Comparing the similarities between FTS and semantic search

Personally, I think FTS can act as a soft landing if you’re just learning about vector embeddings. At their core, both PostgreSQL’s full-text search (FTS) and vector embeddings aim to make text searchable, but they achieve that through fundamentally different strategies.

Full-text search transforms text into a linguistic map of keywords known as lexemes. These lexemes are normalized word forms stored in a tsvector, which PostgreSQL can efficiently query with boolean operators. For example:

SELECT to_tsvector('english', 'The quick brown fox jumps over the lazy dog');

This returns:

'brown':3 'dog':9 'fox':4 'jump':5 'lazi':8 'quick':2

Each token corresponds to a root word and its position in the text. Also notice how the English lexem automatically filters stop words like “the,” “a,” “an,” “is,” to produce better results. This representation allows Postgres to index and match phrases precisely. You could even add ranking by setting weights on relevant columns like episode, title, and speakers:

UPDATE transcripts
SET search_vector = 
  setweight(to_tsvector('english', coalesce(episode, '')), 'A') ||
  setweight(to_tsvector('english', coalesce(title, '')), 'B') || 
  setweight(to_tsvector('english', coalesce(speakers, '')), 'C');

Vector embeddings represent text as numerical arrays that capture meaning rather than literal word matches.

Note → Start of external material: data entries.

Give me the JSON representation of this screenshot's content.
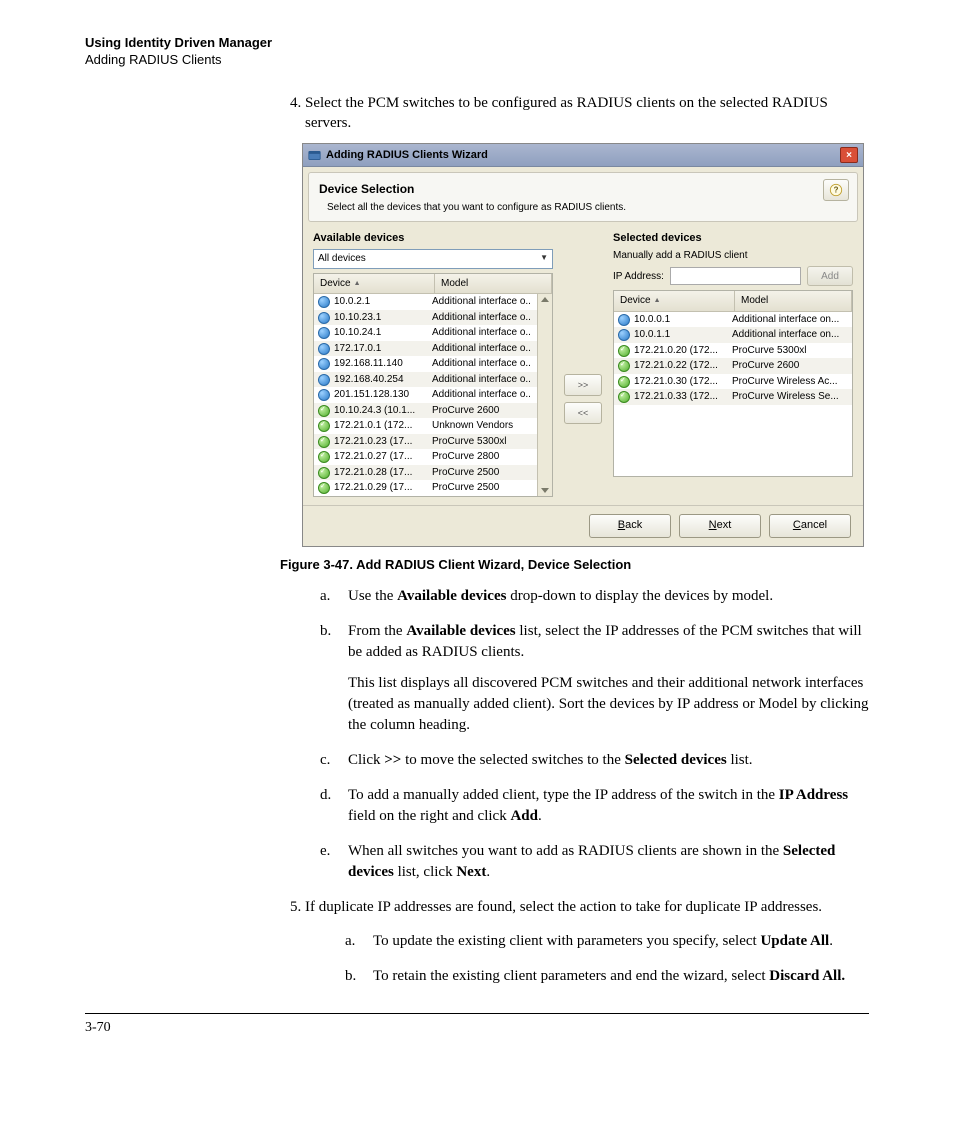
{
  "header": {
    "title": "Using Identity Driven Manager",
    "subtitle": "Adding RADIUS Clients"
  },
  "step4": "Select the PCM switches to be configured as RADIUS clients on the selected RADIUS servers.",
  "dialog": {
    "title": "Adding RADIUS Clients Wizard",
    "section_title": "Device Selection",
    "section_sub": "Select all the devices that you want to configure as RADIUS clients.",
    "available_label": "Available devices",
    "filter": "All devices",
    "col_device": "Device",
    "col_model": "Model",
    "available_rows": [
      {
        "icon": "blue",
        "ip": "10.0.2.1",
        "model": "Additional interface o.."
      },
      {
        "icon": "blue",
        "ip": "10.10.23.1",
        "model": "Additional interface o.."
      },
      {
        "icon": "blue",
        "ip": "10.10.24.1",
        "model": "Additional interface o.."
      },
      {
        "icon": "blue",
        "ip": "172.17.0.1",
        "model": "Additional interface o.."
      },
      {
        "icon": "blue",
        "ip": "192.168.11.140",
        "model": "Additional interface o.."
      },
      {
        "icon": "blue",
        "ip": "192.168.40.254",
        "model": "Additional interface o.."
      },
      {
        "icon": "blue",
        "ip": "201.151.128.130",
        "model": "Additional interface o.."
      },
      {
        "icon": "green",
        "ip": "10.10.24.3 (10.1...",
        "model": "ProCurve 2600"
      },
      {
        "icon": "green",
        "ip": "172.21.0.1 (172...",
        "model": "Unknown Vendors"
      },
      {
        "icon": "green",
        "ip": "172.21.0.23 (17...",
        "model": "ProCurve 5300xl"
      },
      {
        "icon": "green",
        "ip": "172.21.0.27 (17...",
        "model": "ProCurve 2800"
      },
      {
        "icon": "green",
        "ip": "172.21.0.28 (17...",
        "model": "ProCurve 2500"
      },
      {
        "icon": "green",
        "ip": "172.21.0.29 (17...",
        "model": "ProCurve 2500"
      }
    ],
    "move_right": ">>",
    "move_left": "<<",
    "selected_label": "Selected devices",
    "manual_note": "Manually add a RADIUS client",
    "ip_label": "IP Address:",
    "add_label": "Add",
    "selected_rows": [
      {
        "icon": "blue",
        "ip": "10.0.0.1",
        "model": "Additional interface on..."
      },
      {
        "icon": "blue",
        "ip": "10.0.1.1",
        "model": "Additional interface on..."
      },
      {
        "icon": "green",
        "ip": "172.21.0.20 (172...",
        "model": "ProCurve 5300xl"
      },
      {
        "icon": "green",
        "ip": "172.21.0.22 (172...",
        "model": "ProCurve 2600"
      },
      {
        "icon": "green",
        "ip": "172.21.0.30 (172...",
        "model": "ProCurve Wireless Ac..."
      },
      {
        "icon": "green",
        "ip": "172.21.0.33 (172...",
        "model": "ProCurve Wireless Se..."
      }
    ],
    "btn_back": "Back",
    "btn_next": "Next",
    "btn_cancel": "Cancel"
  },
  "figure_caption": "Figure 3-47. Add RADIUS Client Wizard, Device Selection",
  "sub_a_pre": "Use the ",
  "sub_a_b": "Available devices",
  "sub_a_post": " drop-down to display the devices by model.",
  "sub_b_pre": "From the ",
  "sub_b_b": "Available devices",
  "sub_b_post": " list, select the IP addresses of the PCM switches that will be added as RADIUS clients.",
  "sub_b_para2": "This list displays all discovered PCM switches and their additional network interfaces (treated as manually added client). Sort the devices by IP address or Model by clicking the column heading.",
  "sub_c_pre": "Click ",
  "sub_c_b1": ">>",
  "sub_c_mid": " to move the selected switches to the ",
  "sub_c_b2": "Selected devices",
  "sub_c_post": " list.",
  "sub_d_pre": "To add a manually added client, type the IP address of the switch in the ",
  "sub_d_b1": "IP Address",
  "sub_d_mid": " field on the right and click ",
  "sub_d_b2": "Add",
  "sub_d_post": ".",
  "sub_e_pre": "When all switches you want to add as RADIUS clients are shown in the ",
  "sub_e_b1": "Selected devices",
  "sub_e_mid": " list, click ",
  "sub_e_b2": "Next",
  "sub_e_post": ".",
  "step5": "If duplicate IP addresses are found, select the action to take for duplicate IP addresses.",
  "sub5a_pre": "To update the existing client with parameters you specify, select ",
  "sub5a_b": "Update All",
  "sub5a_post": ".",
  "sub5b_pre": "To retain the existing client parameters and end the wizard, select ",
  "sub5b_b": "Discard All.",
  "page_number": "3-70"
}
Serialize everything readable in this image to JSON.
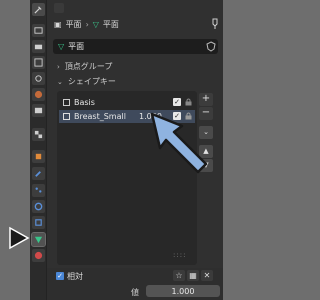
{
  "breadcrumb": {
    "object": "平面",
    "mesh": "平面"
  },
  "mesh_name": {
    "value": "平面"
  },
  "sections": {
    "vertex_groups": "頂点グループ",
    "shape_keys": "シェイプキー"
  },
  "shape_keys": [
    {
      "name": "Basis",
      "value": ""
    },
    {
      "name": "Breast_Small",
      "value": "1.000"
    }
  ],
  "footer": {
    "relative_label": "相対",
    "value_label": "値",
    "value": "1.000"
  },
  "colors": {
    "accent": "#4a87d6",
    "arrow": "#8fb3e0",
    "selected_row": "#3f4a5c"
  }
}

Semantic search shines in advanced search products like recommendation engines, where exact search alone won’t cut it.

Using the PgVector, you might store an embedding like this:

INSERT INTO docs (content, embedding)
VALUES (
  'The quick brown fox jumps over the lazy dog',
  '[0.12, -0.04, 0.33, 0.78, -0.15, 0.23, 0.12, -0.09, 0.70]'
);

These numbers encode semantic relationships. Notice how the numerical representation of “fox” and “dog” in this example are numerically close in the vector space (0.78, 0.70). This makes them likely to show up in related searches like “animals”. Under the hood, semantic search relies on distance metrics like cosine similarity or Euclidean distance instead of keyword overlap.

The importance of prompt engineering with Mastra

Writing clear prompts played a crucial role in shaping how the agent interacts with users and produces its responses. I carefully designed system instructions prompts to guide the model’s behavior — like defining what format to respond in, and deciding when to use specific tools.

At first, I thought the feature that lets the agent cite the exact timestamp its response is coming from was going to be a tool call. But it was all system instructions. Definitely read further into prompt/context engineering to learn how to get your models to do what you want.

Conclusion

Building this agent was an exciting project. It involved learning about agents, the concept behind RAG, and how to put an AI application together. If you’re a developer curious about AI agents, I highly recommend experimenting with your own designs and retrieval strategies. You could also check the Mastra CEO’s book, Principles of Building AI Agents, for a more detailed explanation of Mastra.